For PFAS, the RAC opinion supports a restriction on substances containing at least one fully fluorinated CF3 or CF2 carbon. SEAC’s draft proposes an 18-month transition followed by use-specific derogations of five or twelve years across the 74 categories in the revised dossier, with fluoropolymers explicitly retained inside the scope.

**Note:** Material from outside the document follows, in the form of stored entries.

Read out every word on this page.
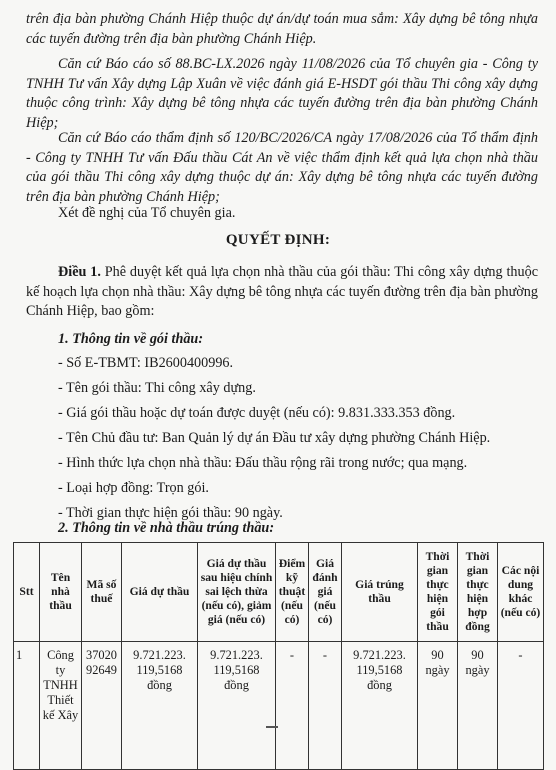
trên địa bàn phường Chánh Hiệp thuộc dự án/dự toán mua sắm: Xây dựng bê tông nhựa các tuyến đường trên địa bàn phường Chánh Hiệp.
Căn cứ Báo cáo số 88.BC-LX.2026 ngày 11/08/2026 của Tổ chuyên gia - Công ty TNHH Tư vấn Xây dựng Lập Xuân về việc đánh giá E-HSDT gói thầu Thi công xây dựng thuộc công trình: Xây dựng bê tông nhựa các tuyến đường trên địa bàn phường Chánh Hiệp;
Căn cứ Báo cáo thẩm định số 120/BC/2026/CA ngày 17/08/2026 của Tổ thẩm định - Công ty TNHH Tư vấn Đấu thầu Cát An về việc thẩm định kết quả lựa chọn nhà thầu của gói thầu Thi công xây dựng thuộc dự án: Xây dựng bê tông nhựa các tuyến đường trên địa bàn phường Chánh Hiệp;
Xét đề nghị của Tổ chuyên gia.
QUYẾT ĐỊNH:
Điều 1. Phê duyệt kết quả lựa chọn nhà thầu của gói thầu: Thi công xây dựng thuộc kế hoạch lựa chọn nhà thầu: Xây dựng bê tông nhựa các tuyến đường trên địa bàn phường Chánh Hiệp, bao gồm:
1. Thông tin về gói thầu:
- Số E-TBMT: IB2600400996.
- Tên gói thầu: Thi công xây dựng.
- Giá gói thầu hoặc dự toán được duyệt (nếu có): 9.831.333.353 đồng.
- Tên Chủ đầu tư: Ban Quản lý dự án Đầu tư xây dựng phường Chánh Hiệp.
- Hình thức lựa chọn nhà thầu: Đấu thầu rộng rãi trong nước; qua mạng.
- Loại hợp đồng: Trọn gói.
- Thời gian thực hiện gói thầu: 90 ngày.
2. Thông tin về nhà thầu trúng thầu:
Stt	Tên nhà thầu	Mã số thuế	Giá dự thầu	Giá dự thầu sau hiệu chính sai lệch thừa (nếu có), giảm giá (nếu có)	Điểm kỹ thuật (nếu có)	Giá đánh giá (nếu có)	Giá trúng thầu	Thời gian thực hiện gói thầu	Thời gian thực hiện hợp đồng	Các nội dung khác (nếu có)
1	Công ty TNHH Thiết kế Xây	3702092649	9.721.223. 119,5168 đồng	9.721.223. 119,5168 đồng	-	-	9.721.223. 119,5168 đồng	90 ngày	90 ngày	-
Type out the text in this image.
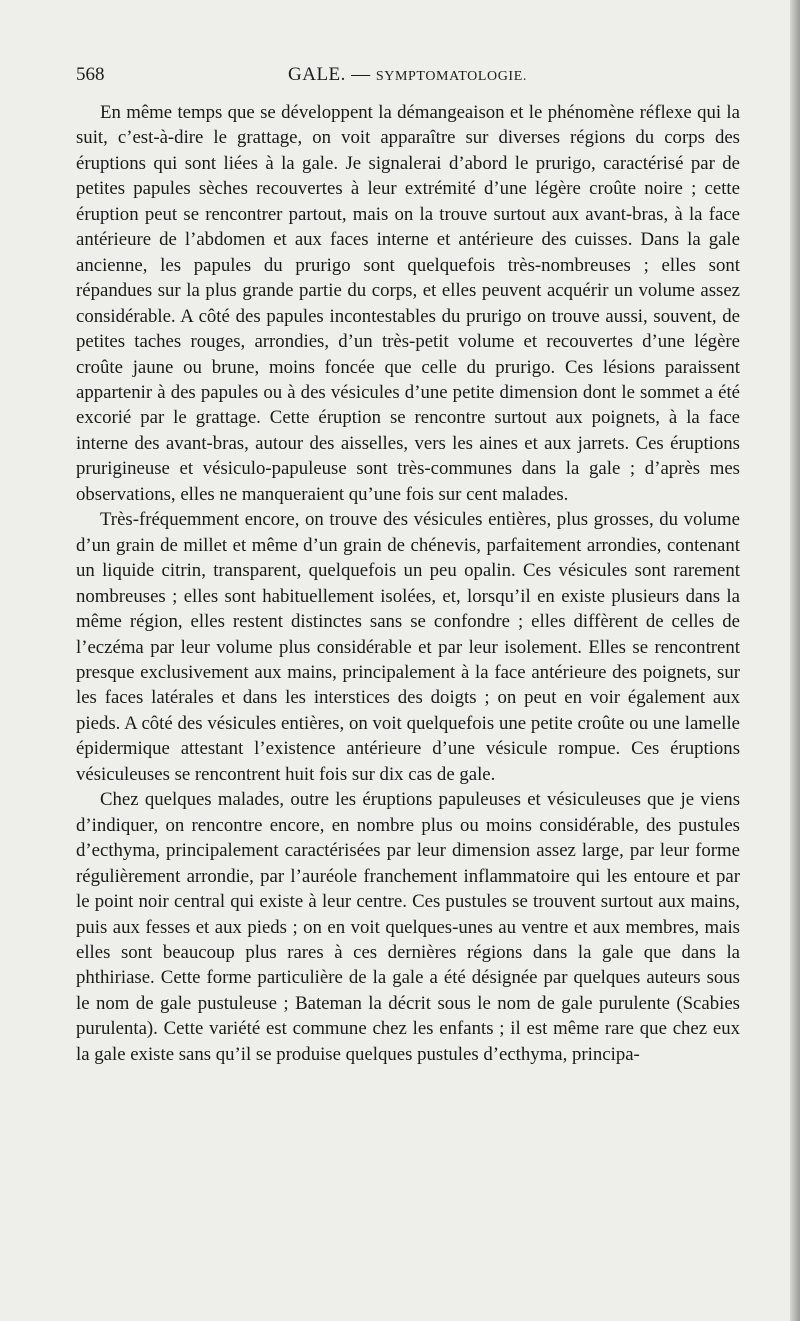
568	GALE. — SYMPTOMATOLOGIE.

En même temps que se développent la démangeaison et le phénomène réflexe qui la suit, c’est-à-dire le grattage, on voit apparaître sur diverses régions du corps des éruptions qui sont liées à la gale. Je signalerai d’abord le prurigo, caractérisé par de petites papules sèches recouvertes à leur extrémité d’une légère croûte noire ; cette éruption peut se rencontrer partout, mais on la trouve surtout aux avant-bras, à la face antérieure de l’abdomen et aux faces interne et antérieure des cuisses. Dans la gale ancienne, les papules du prurigo sont quelquefois très-nombreuses ; elles sont répandues sur la plus grande partie du corps, et elles peuvent acquérir un volume assez considérable. A côté des papules incontestables du prurigo on trouve aussi, souvent, de petites taches rouges, arrondies, d’un très-petit volume et recouvertes d’une légère croûte jaune ou brune, moins foncée que celle du prurigo. Ces lésions paraissent appartenir à des papules ou à des vésicules d’une petite dimension dont le sommet a été excorié par le grattage. Cette éruption se rencontre surtout aux poignets, à la face interne des avant-bras, autour des aisselles, vers les aines et aux jarrets. Ces éruptions prurigineuse et vésiculo-papuleuse sont très-communes dans la gale ; d’après mes observations, elles ne manqueraient qu’une fois sur cent malades.

Très-fréquemment encore, on trouve des vésicules entières, plus grosses, du volume d’un grain de millet et même d’un grain de chénevis, parfaitement arrondies, contenant un liquide citrin, transparent, quelquefois un peu opalin. Ces vésicules sont rarement nombreuses ; elles sont habituellement isolées, et, lorsqu’il en existe plusieurs dans la même région, elles restent distinctes sans se confondre ; elles diffèrent de celles de l’eczéma par leur volume plus considérable et par leur isolement. Elles se rencontrent presque exclusivement aux mains, principalement à la face antérieure des poignets, sur les faces latérales et dans les interstices des doigts ; on peut en voir également aux pieds. A côté des vésicules entières, on voit quelquefois une petite croûte ou une lamelle épidermique attestant l’existence antérieure d’une vésicule rompue. Ces éruptions vésiculeuses se rencontrent huit fois sur dix cas de gale.

Chez quelques malades, outre les éruptions papuleuses et vésiculeuses que je viens d’indiquer, on rencontre encore, en nombre plus ou moins considérable, des pustules d’ecthyma, principalement caractérisées par leur dimension assez large, par leur forme régulièrement arrondie, par l’auréole franchement inflammatoire qui les entoure et par le point noir central qui existe à leur centre. Ces pustules se trouvent surtout aux mains, puis aux fesses et aux pieds ; on en voit quelques-unes au ventre et aux membres, mais elles sont beaucoup plus rares à ces dernières régions dans la gale que dans la phthiriase. Cette forme particulière de la gale a été désignée par quelques auteurs sous le nom de gale pustuleuse ; Bateman la décrit sous le nom de gale purulente (Scabies purulenta). Cette variété est commune chez les enfants ; il est même rare que chez eux la gale existe sans qu’il se produise quelques pustules d’ecthyma, principa-
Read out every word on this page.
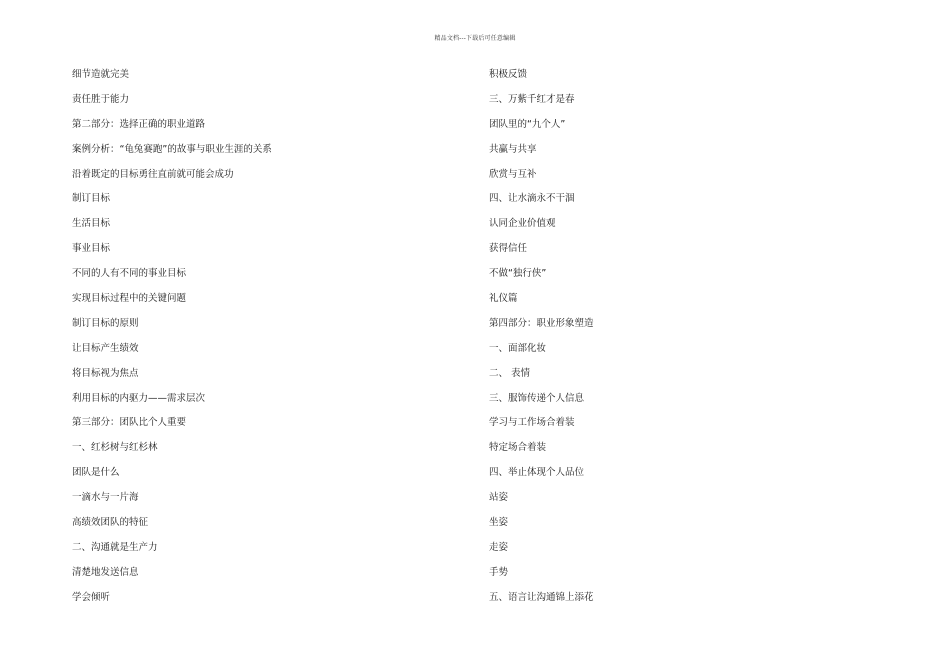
精品文档---下载后可任意编辑
细节造就完美
责任胜于能力
第二部分：选择正确的职业道路
案例分析：“龟兔赛跑”的故事与职业生涯的关系
沿着既定的目标勇往直前就可能会成功
制订目标
生活目标
事业目标
不同的人有不同的事业目标
实现目标过程中的关键问题
制订目标的原则
让目标产生绩效
将目标视为焦点
利用目标的内驱力——需求层次
第三部分：团队比个人重要
一、红杉树与红杉林
团队是什么
一滴水与一片海
高绩效团队的特征
二、沟通就是生产力
清楚地发送信息
学会倾听
积极反馈
三、万紫千红才是春
团队里的“九个人”
共赢与共享
欣赏与互补
四、让水滴永不干涸
认同企业价值观
获得信任
不做“独行侠”
礼仪篇
第四部分：职业形象塑造
一、面部化妆
二、 表情
三、服饰传递个人信息
学习与工作场合着装
特定场合着装
四、举止体现个人品位
站姿
坐姿
走姿
手势
五、语言让沟通锦上添花
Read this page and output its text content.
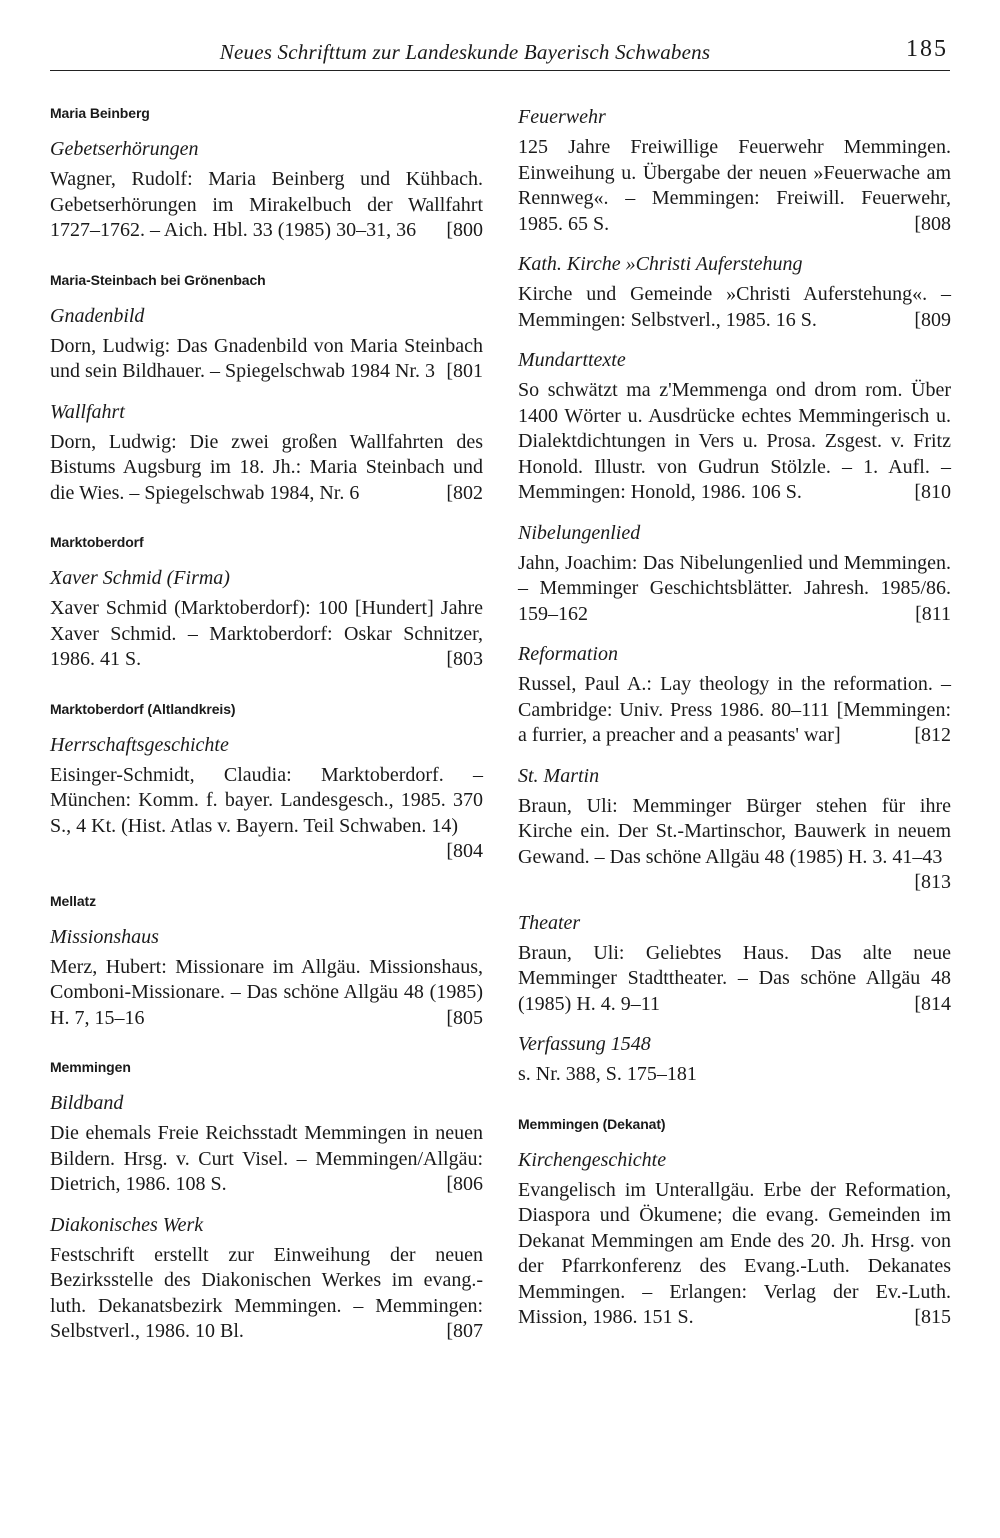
Neues Schrifttum zur Landeskunde Bayerisch Schwabens	185
Maria Beinberg
Gebetserhörungen
Wagner, Rudolf: Maria Beinberg und Kühbach. Gebetserhörungen im Mirakelbuch der Wallfahrt 1727–1762. – Aich. Hbl. 33 (1985) 30–31, 36 [800
Maria-Steinbach bei Grönenbach
Gnadenbild
Dorn, Ludwig: Das Gnadenbild von Maria Steinbach und sein Bildhauer. – Spiegelschwab 1984 Nr. 3 [801
Wallfahrt
Dorn, Ludwig: Die zwei großen Wallfahrten des Bistums Augsburg im 18. Jh.: Maria Steinbach und die Wies. – Spiegelschwab 1984, Nr. 6	[802
Marktoberdorf
Xaver Schmid (Firma)
Xaver Schmid (Marktoberdorf): 100 [Hundert] Jahre Xaver Schmid. – Marktoberdorf: Oskar Schnitzer, 1986. 41 S.	[803
Marktoberdorf (Altlandkreis)
Herrschaftsgeschichte
Eisinger-Schmidt, Claudia: Marktoberdorf. – München: Komm. f. bayer. Landesgesch., 1985. 370 S., 4 Kt. (Hist. Atlas v. Bayern. Teil Schwaben. 14)
[804
Mellatz
Missionshaus
Merz, Hubert: Missionare im Allgäu. Missionshaus, Comboni-Missionare. – Das schöne Allgäu 48 (1985) H. 7, 15–16	[805
Memmingen
Bildband
Die ehemals Freie Reichsstadt Memmingen in neuen Bildern. Hrsg. v. Curt Visel. – Memmingen/Allgäu: Dietrich, 1986. 108 S.	[806
Diakonisches Werk
Festschrift erstellt zur Einweihung der neuen Bezirksstelle des Diakonischen Werkes im evang.-luth. Dekanatsbezirk Memmingen. – Memmingen: Selbstverl., 1986. 10 Bl.	[807
Feuerwehr
125 Jahre Freiwillige Feuerwehr Memmingen. Einweihung u. Übergabe der neuen »Feuerwache am Rennweg«. – Memmingen: Freiwill. Feuerwehr, 1985. 65 S.	[808
Kath. Kirche »Christi Auferstehung
Kirche und Gemeinde »Christi Auferstehung«. – Memmingen: Selbstverl., 1985. 16 S.	[809
Mundarttexte
So schwätzt ma z'Memmenga ond drom rom. Über 1400 Wörter u. Ausdrücke echtes Memmingerisch u. Dialektdichtungen in Vers u. Prosa. Zsgest. v. Fritz Honold. Illustr. von Gudrun Stölzle. – 1. Aufl. – Memmingen: Honold, 1986. 106 S.	[810
Nibelungenlied
Jahn, Joachim: Das Nibelungenlied und Memmingen. – Memminger Geschichtsblätter. Jahresh. 1985/86. 159–162	[811
Reformation
Russel, Paul A.: Lay theology in the reformation. – Cambridge: Univ. Press 1986. 80–111 [Memmingen: a furrier, a preacher and a peasants' war]	[812
St. Martin
Braun, Uli: Memminger Bürger stehen für ihre Kirche ein. Der St.-Martinschor, Bauwerk in neuem Gewand. – Das schöne Allgäu 48 (1985) H. 3. 41–43
[813
Theater
Braun, Uli: Geliebtes Haus. Das alte neue Memminger Stadttheater. – Das schöne Allgäu 48 (1985) H. 4. 9–11	[814
Verfassung 1548
s. Nr. 388, S. 175–181
Memmingen (Dekanat)
Kirchengeschichte
Evangelisch im Unterallgäu. Erbe der Reformation, Diaspora und Ökumene; die evang. Gemeinden im Dekanat Memmingen am Ende des 20. Jh. Hrsg. von der Pfarrkonferenz des Evang.-Luth. Dekanates Memmingen. – Erlangen: Verlag der Ev.-Luth. Mission, 1986. 151 S.	[815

What it changes for analytical suppliers

n-hexane sits in HPLC normal-phase mobile phases, residual-solvent reference methods, lipid extraction protocols and a long tail of QC procedures. SVHC status forces a safety-data-sheet refresh and customer notification immediately, and starts the clock on a possible move to the Authorisation list. Pharmacopoeial heptane substitution, already permitted in several monographs, gets a fresh push. On the PFAS side, suppliers of PTFE and PFA tubing, filter housings, gaskets, and reagents such as trifluoroacetic acid, hexafluoroisopropanol and pentafluoropropanol need to map their portfolios against the draft derogation list before 25 May. Scientific research and development below one tonne per year remains exempt under Article 67(1) of REACH, but routine analytical use does not benefit from that carve-out. The work needed for chemometric-model validation under GMP and for the ICH Q14 method-development tracker will, for affected methods, now include a documented reagent-substitution plan.